McMaster University, Hamilton, ON, Canada

Correspondence should be addressed to David Novog; ac.retsamcm@govon

Received 29 August 2017; Revised 28 November 2017; Accepted 10 December 2017; Published 1 March 2018

Academic Editor: Tomasz Kozlowski

Copyright © 2018 Simon Younan and David Novog. This is an open access article distributed under the Creative Commons Attribution License, which permits unrestricted use, distribution, and reproduction in any medium, provided the original work is properly cited.

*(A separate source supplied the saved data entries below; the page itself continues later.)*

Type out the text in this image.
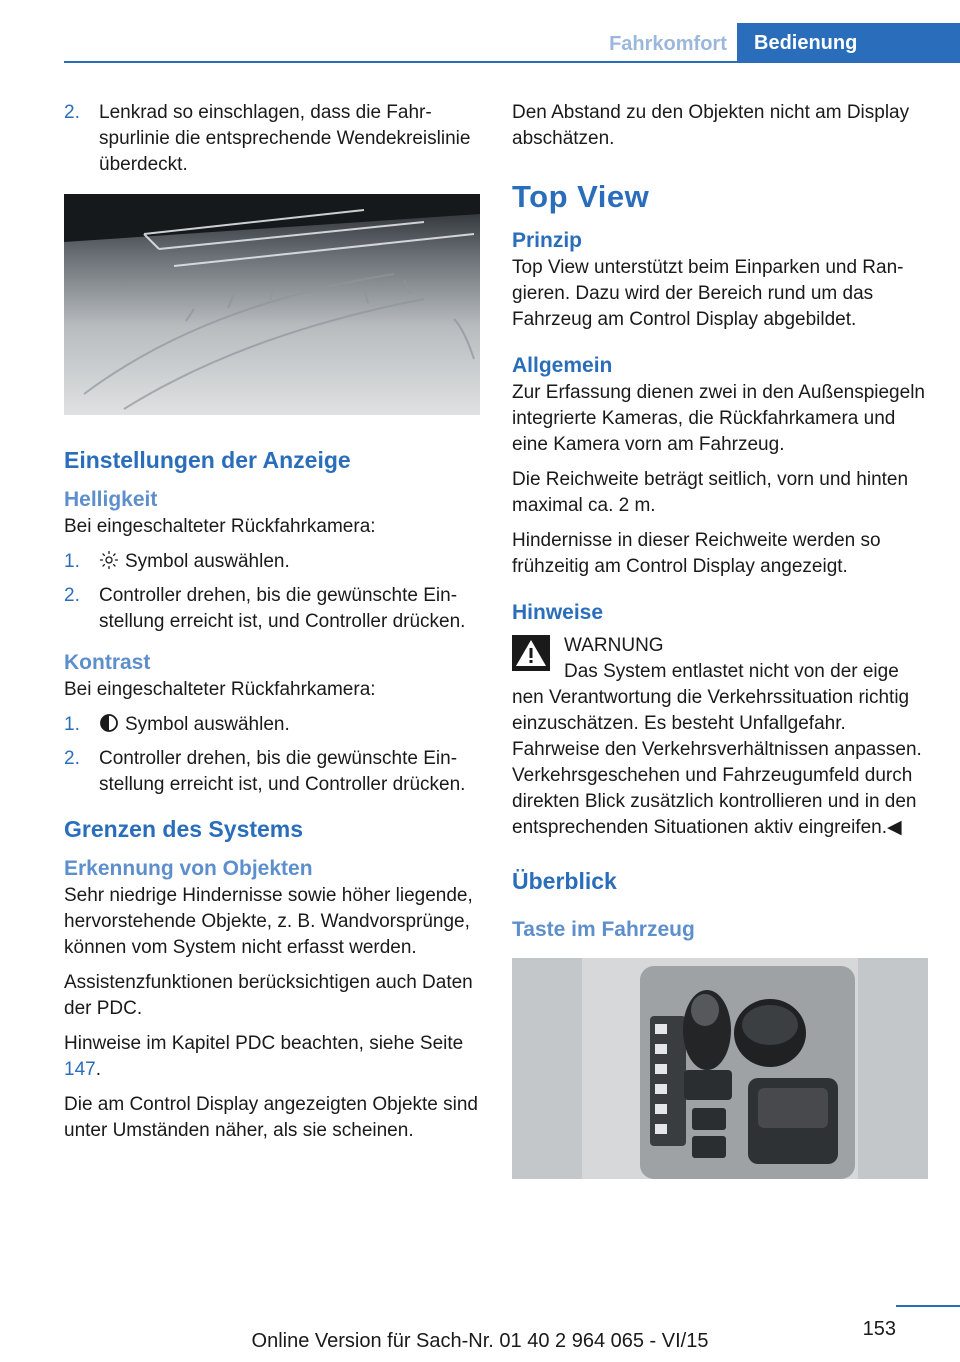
Fahrkomfort	Bedienung
2. Lenkrad so einschlagen, dass die Fahrspurlinie die entsprechende Wendekreislinie überdeckt.
Einstellungen der Anzeige
Helligkeit

Bei eingeschalteter Rückfahrkamera:

1. Symbol auswählen.
2. Controller drehen, bis die gewünschte Einstellung erreicht ist, und Controller drücken.
Kontrast

Bei eingeschalteter Rückfahrkamera:

1. Symbol auswählen.
2. Controller drehen, bis die gewünschte Einstellung erreicht ist, und Controller drücken.
Grenzen des Systems
Erkennung von Objekten

Sehr niedrige Hindernisse sowie höher liegende, hervorstehende Objekte, z. B. Wandvorsprünge, können vom System nicht erfasst werden.

Assistenzfunktionen berücksichtigen auch Daten der PDC.

Hinweise im Kapitel PDC beachten, siehe Seite 147.

Die am Control Display angezeigten Objekte sind unter Umständen näher, als sie scheinen.

Den Abstand zu den Objekten nicht am Display abschätzen.

Top View
Prinzip

Top View unterstützt beim Einparken und Rangieren. Dazu wird der Bereich rund um das Fahrzeug am Control Display abgebildet.

Allgemein

Zur Erfassung dienen zwei in den Außenspiegeln integrierte Kameras, die Rückfahrkamera und eine Kamera vorn am Fahrzeug.

Die Reichweite beträgt seitlich, vorn und hinten maximal ca. 2 m.

Hindernisse in dieser Reichweite werden so frühzeitig am Control Display angezeigt.

Hinweise

WARNUNG

Das System entlastet nicht von der eige

nen Verantwortung die Verkehrssituation richtig einzuschätzen. Es besteht Unfallgefahr. Fahrweise den Verkehrsverhältnissen anpassen. Verkehrsgeschehen und Fahrzeugumfeld durch direkten Blick zusätzlich kontrollieren und in den entsprechenden Situationen aktiv eingreifen.◀

Überblick
Taste im Fahrzeug
153
Online Version für Sach-Nr. 01 40 2 964 065 - VI/15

The objective of this study was to evaluate accident-tolerant fuel (ATF) concepts being considered for CANDU reactors. Several concepts, including uranium dioxide/silicon carbide (UO2-SiC) composite fuel, dense fuels, microencapsulated fuels, and ATF cladding, were modelled in Serpent 2 to obtain reactor physics parameters, including important feedback parameters such as coolant void reactivity and fuel temperature coefficient. In addition, fuel heat transfer was modelled, and a simple accident model was tested on several ATF cases to compare with UO2. Overall, several concepts would require enrichment of uranium to avoid significant burnup penalties, particularly uranium-molybdenum (U-Mo) and fully ceramic microencapsulated (FCM) fuels. In addition, none of the fuel types have a significant advantage over UO2 in terms of overall accident response or coping time, though U-9Mo fuel melts significantly sooner due to its low melting point. Instead, the different ATF concepts appear to have more modest advantages, such as reduced fission product release upon cladding failure, or reduced hydrogen generation, though a proper risk assessment would be required to determine the magnitude of these advantages to weigh against economic disadvantages. The use of uranium nitride (UN) enriched in would increase exit burnup for natural uranium, providing a possible economic advantage depending on fuel manufacturing costs.